State government plans to outsource the operation of its main face on the Internet to a private company that it says can run the Access Washington website at no cost to state taxpayers.
Kansas-based NIC Inc. will, of course, recoup its expenses – along with a profit – for running the Web portal and other “e-government” services for the state. But the money will come from transaction fees on businesses that, for example, want information about vehicle licenses.
“Under this model, there is essentially no cost to the state,” Gov. Jay Inslee’s budget director, David Schumacher, wrote in a March 5 letter giving the Department of Enterprise Services the go-ahead to award a contract to NIC.
Separately, the letter also allows contracts with at least two companies, possibly along with NIC and a fourth company, that state agencies can choose to design their own websites. The estimated savings to the next two-year, more than $31 billion state budget: at least $1.8 million.
It’s the first major outcome of a process that started with a state law passed nearly two years ago requiring an examination of government services that could be more efficiently performed by the private sector.
The 2011 law, which also created Enterprise Services in a merger, allowed it to look at the work while bypassing the usual outsourcing procedures of letting groups of state employees bid to keep the work in-house.
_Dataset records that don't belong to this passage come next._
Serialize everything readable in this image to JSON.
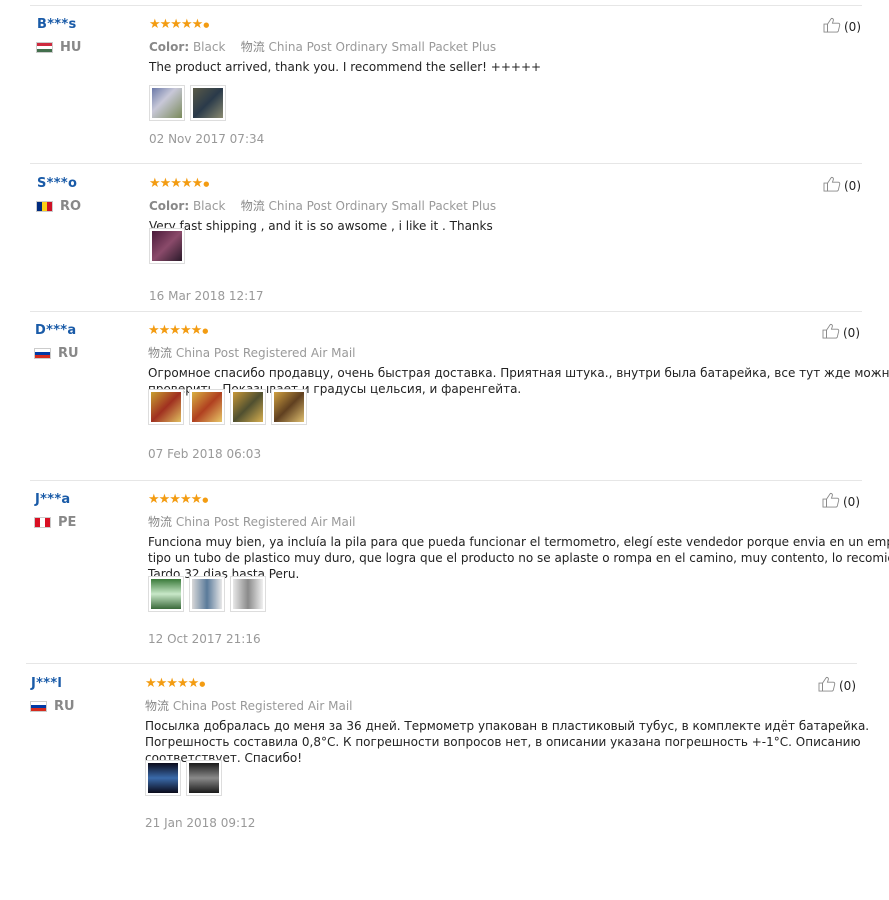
{
  "reviews": [
    {
      "name": "B***s",
      "country": "HU",
      "flag": [
        "#cd2a3e",
        "#ffffff",
        "#436f4d"
      ],
      "color_label": "Color:",
      "color_value": "Black",
      "shipping_label": "物流",
      "shipping_value": "China Post Ordinary Small Packet Plus",
      "text": [
        "The product arrived, thank you. I recommend the seller! +++++"
      ],
      "date": "02 Nov 2017 07:34",
      "likes": "(0)",
      "thumbs": [
        "linear-gradient(135deg,#6a78a8,#c8c8d8 40%,#7a8a5a)",
        "linear-gradient(135deg,#5a5a48,#2a3a4a 50%,#8a8a70)"
      ]
    },
    {
      "name": "S***o",
      "country": "RO",
      "flag": [
        "#002b7f",
        "#fcd116",
        "#ce1126"
      ],
      "color_label": "Color:",
      "color_value": "Black",
      "shipping_label": "物流",
      "shipping_value": "China Post Ordinary Small Packet Plus",
      "text": [
        "Very fast shipping , and it is so awsome , i like it . Thanks"
      ],
      "date": "16 Mar 2018 12:17",
      "likes": "(0)",
      "thumbs": [
        "linear-gradient(135deg,#4a1a3a,#8a4a6a 50%,#2a1a2a)"
      ]
    },
    {
      "name": "D***a",
      "country": "RU",
      "flag": [
        "#ffffff",
        "#0039a6",
        "#d52b1e"
      ],
      "color_label": "",
      "color_value": "",
      "shipping_label": "物流",
      "shipping_value": "China Post Registered Air Mail",
      "text": [
        "Огромное спасибо продавцу, очень быстрая доставка. Приятная штука., внутри была батарейка, все тут жде можно",
        "проверить. Показывает и градусы цельсия, и фаренгейта."
      ],
      "date": "07 Feb 2018 06:03",
      "likes": "(0)",
      "thumbs": [
        "linear-gradient(135deg,#c8a030,#a03020 50%,#e0c060)",
        "linear-gradient(135deg,#d8b040,#b04020 50%,#e8c868)",
        "linear-gradient(135deg,#c89838,#505030 50%,#d8b050)",
        "linear-gradient(135deg,#d0a040,#604020 50%,#e0c070)"
      ]
    },
    {
      "name": "J***a",
      "country": "PE",
      "flag": [
        "#d91023",
        "#ffffff",
        "#d91023"
      ],
      "color_label": "",
      "color_value": "",
      "shipping_label": "物流",
      "shipping_value": "China Post Registered Air Mail",
      "text": [
        "Funciona muy bien, ya incluía la pila para que pueda funcionar el termometro, elegí este vendedor porque envia en un empaque",
        "tipo un tubo de plastico muy duro, que logra que el producto no se aplaste o rompa en el camino, muy contento, lo recomiendo.",
        "Tardo 32 dias hasta Peru."
      ],
      "date": "12 Oct 2017 21:16",
      "likes": "(0)",
      "thumbs": [
        "linear-gradient(180deg,#3a7a3a,#c8e8c8 50%,#3a6a3a)",
        "linear-gradient(90deg,#d8d8d8,#5a7a9a 50%,#e8e8e8)",
        "linear-gradient(90deg,#e8e8e8,#8a8a8a 50%,#f0f0f0)"
      ]
    },
    {
      "name": "J***l",
      "country": "RU",
      "flag": [
        "#ffffff",
        "#0039a6",
        "#d52b1e"
      ],
      "color_label": "",
      "color_value": "",
      "shipping_label": "物流",
      "shipping_value": "China Post Registered Air Mail",
      "text": [
        "Посылка добралась до меня за 36 дней. Термометр упакован в пластиковый тубус, в комплекте идёт батарейка.",
        "Погрешность составила 0,8°C. К погрешности вопросов нет, в описании указана погрешность +-1°C. Описанию",
        "соответствует. Спасибо!"
      ],
      "date": "21 Jan 2018 09:12",
      "likes": "(0)",
      "thumbs": [
        "linear-gradient(180deg,#0a0a1a,#3a6aaa 50%,#0a0a1a)",
        "linear-gradient(180deg,#1a1a1a,#8a8a8a 50%,#1a1a1a)"
      ]
    }
  ]
}
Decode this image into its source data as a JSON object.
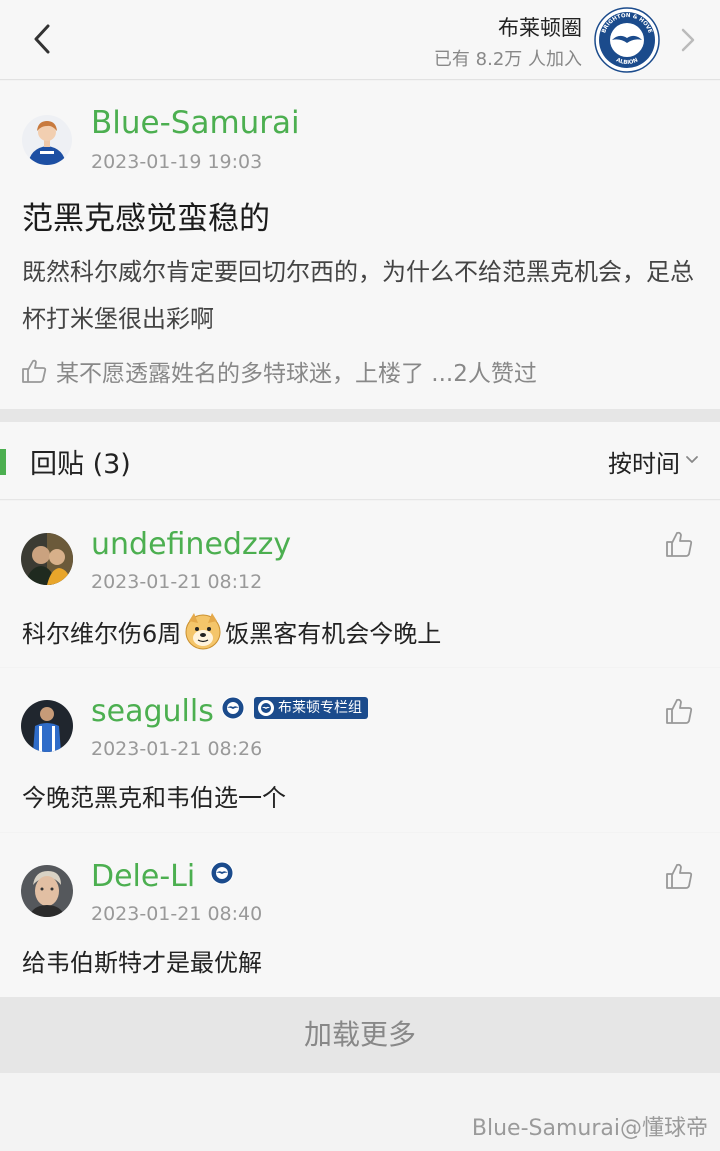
{
  "header": {
    "circle_name": "布莱顿圈",
    "members_text": "已有 8.2万 人加入",
    "badge_icon": "brighton-badge-icon",
    "badge_ring_text_top": "BRIGHTON & HOVE",
    "badge_ring_text_bottom": "ALBION"
  },
  "post": {
    "author": "Blue-Samurai",
    "time": "2023-01-19 19:03",
    "title": "范黑克感觉蛮稳的",
    "body": "既然科尔威尔肯定要回切尔西的，为什么不给范黑克机会，足总杯打米堡很出彩啊",
    "likes_text": "某不愿透露姓名的多特球迷，上楼了 ...2人赞过"
  },
  "replies_section": {
    "title": "回贴 (3)",
    "sort_label": "按时间"
  },
  "replies": [
    {
      "author": "undefinedzzy",
      "time": "2023-01-21 08:12",
      "body_before": "科尔维尔伤6周",
      "emoji": "doge-emoji",
      "body_after": "饭黑客有机会今晚上"
    },
    {
      "author": "seagulls",
      "time": "2023-01-21 08:26",
      "column_badge": "布莱顿专栏组",
      "body": "今晚范黑克和韦伯选一个"
    },
    {
      "author": "Dele-Li",
      "time": "2023-01-21 08:40",
      "body": "给韦伯斯特才是最优解"
    }
  ],
  "load_more": "加载更多",
  "watermark": "Blue-Samurai@懂球帝",
  "colors": {
    "accent_green": "#4caf50",
    "brighton_blue": "#1b4b8c",
    "background": "#f7f7f7",
    "divider": "#e6e6e6"
  }
}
Enterprise Services solicited the Web bids along with two services that are still under review: state-government mail delivery outside Thurston County, and bulk printing. Under the current in-house setup for Web work, seven state employees at Enterprise Services maintain Access Washington and the websites of state agencies, nonprofits and local governments that choose to pay the equivalent of $161 per hour for the work.
Those seven jobs will be eliminated without layoffs, Enterprise Services spokesman Steve Valandra said.
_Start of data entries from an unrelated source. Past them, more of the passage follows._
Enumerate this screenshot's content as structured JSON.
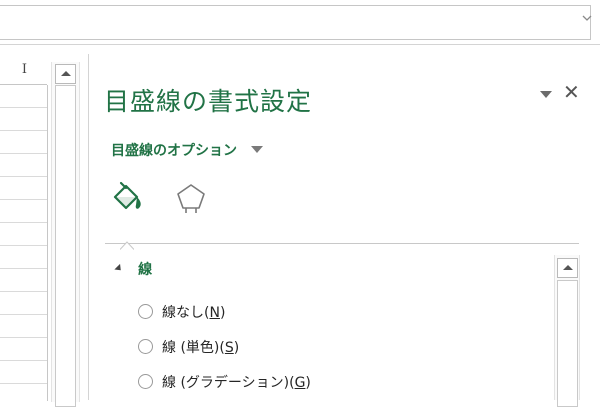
{
  "formula_bar": {
    "dropdown_icon": "chevron-down-icon"
  },
  "sheet": {
    "column_header": "I"
  },
  "pane": {
    "title": "目盛線の書式設定",
    "options_label": "目盛線のオプション",
    "tabs": [
      {
        "name": "fill-line",
        "icon": "paint-bucket-icon"
      },
      {
        "name": "effects",
        "icon": "pentagon-icon"
      }
    ],
    "section": {
      "label": "線"
    },
    "radio_options": [
      {
        "text": "線なし(",
        "key": "N",
        "suffix": ")"
      },
      {
        "text": "線 (単色)(",
        "key": "S",
        "suffix": ")"
      },
      {
        "text": "線 (グラデーション)(",
        "key": "G",
        "suffix": ")"
      }
    ],
    "close_symbol": "✕"
  },
  "colors": {
    "accent": "#217346",
    "text": "#262626",
    "border": "#c6c6c6"
  }
}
“They’ll assume other duties within the agency. They won’t lose their jobs,” he said.
A spokesman for the largest state-worker union, the Washington Federation of State Employees, said it would monitor outsourcing to see if promised savings materialize.
The governor’s office, the Licensing, Health and Military departments and a few other agencies use the workers’ services, but most agencies and nearly all local governments run their own sites or go elsewhere.
Six companies bid to do Web work, including five that survived an initial disqualification and four that met the approval of Enterprise Services and OFM for the agency work.
Just one, Imex, offered prices dramatically lower than what is provided in-house. OFM concluded both Imex and the company Logic 20/20 would be cheaper and approved Enterprise Services to award contracts to both firms for agency work. OFM also opened the door to contracts with NIC and Valtech for the same services if lower prices can be negotiated.
All four would be master contracts with no guarantee that agencies and governments would choose to use the companies. Each project would require separate negotiation.
The more immediate change is the planned contract with NIC for financial transactions and Access Washington, an online portal with links to state agencies and services.
Schumacher wrote that while such agencies as Licensing and Revenue have moved key services online, others lag behind, citing a state auditor’s findings that just 16 percent of state business licenses are available through the state’s central licensing portal.
NIC manages the Web portals of at least 23 states, he wrote, and has created an e-government library of information that can be reused across states and agencies. It has the scale to provide services that Enterprise Services and many other agencies can’t, such as online payment processing, which requires an expensive security system, he wrote.
Asked to describe how the services work, a spokeswoman for NIC declined to comment, citing the ongoing procurement process.
But the new setup promises to allow people and companies who deal frequently with state government to set up accounts linked to their checking accounts or credit cards, as they do for private-sector companies.
The money-making part of NIC’s “self-funded” operation involves taking over “optional” transactions with businesses, such as an existing state offer of vehicle licensing information to brokers that resell it to insurance companies, employers and others.
NIC operates by making such transactions more convenient for businesses and then charging for the services, Valandra said.
Which services would qualify and how much would be charged in fees are still open questions, and would be approved by some kind of state overseer such as a board, according to OFM. Agencies would be able to choose whether to use NIC.
A lawmaker who pushed for the 2011 law welcomed the modest savings and said the transactions seem like an acceptable way for the company to recoup costs.
“As long as it’s voluntary, then it seems fine,” said Sen. Michael Baumgartner, a Spokane Republican who is now sponsoring another measure to expand the number of state services to be considered for outsourcing.